SANTA FE, N.M. — Bill Richardson is holding court, seated at the far end of a shiny table in his modest Albuquerque office. It is Thursday, and the governor is hosting one of his regular open-door sessions — a chance for citizens to walk off the street and avail themselves of an audience with New Mexico's chief executive.

Richardson values these meetings, he said, for the knowledge he takes away and the connection they give him to the far-flung people of his state. But Richardson is a man of constant, propulsive motion, and it obviously pains him to sit still for so long. Even more painful, it seems, is having to sit with his mouth shut.

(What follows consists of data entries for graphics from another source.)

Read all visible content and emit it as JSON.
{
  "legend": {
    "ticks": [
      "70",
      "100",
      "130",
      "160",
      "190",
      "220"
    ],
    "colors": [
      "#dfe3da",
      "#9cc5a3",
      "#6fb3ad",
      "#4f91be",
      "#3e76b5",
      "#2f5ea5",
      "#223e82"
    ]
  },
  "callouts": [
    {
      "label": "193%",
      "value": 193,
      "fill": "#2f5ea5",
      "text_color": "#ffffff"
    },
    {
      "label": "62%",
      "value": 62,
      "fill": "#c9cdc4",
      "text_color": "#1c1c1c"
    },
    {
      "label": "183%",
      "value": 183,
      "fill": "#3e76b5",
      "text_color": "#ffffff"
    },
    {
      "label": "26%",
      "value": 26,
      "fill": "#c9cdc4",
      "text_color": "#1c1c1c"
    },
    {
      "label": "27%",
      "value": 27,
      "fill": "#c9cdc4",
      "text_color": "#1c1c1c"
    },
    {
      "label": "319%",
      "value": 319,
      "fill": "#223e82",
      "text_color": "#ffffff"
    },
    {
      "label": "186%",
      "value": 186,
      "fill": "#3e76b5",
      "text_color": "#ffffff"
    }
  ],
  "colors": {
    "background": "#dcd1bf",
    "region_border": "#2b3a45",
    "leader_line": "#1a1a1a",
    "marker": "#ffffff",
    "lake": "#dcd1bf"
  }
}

In the course of one afternoon, Richardson will meet a candidate for state attorney general, agree to write the foreword of a nature book, grant $500,000 to put a new roof on a local library, agree to a management study at the University of New Mexico hospital, and pardon three convicted felons. Each session goes something like this: a handshake, chitchat, goodnatured needling, a bit of listening. And then the governor abruptly cuts off each visitor. "OK," he demands. "What do you want from me?"

Richardson has long been the proverbial man in a hurry, starting with his first audacious run for office 25 years ago, when, transplanted from Washington, the Democrat nearly unseated the state's veteran GOP congressman. (Richardson won his own House seat in 1982.) Lately, Richardson's exertions have been aimed at resuscitating New Mexico, the sick man of the Southwest. His ultimate design, apparently, is a White House bid in 2008.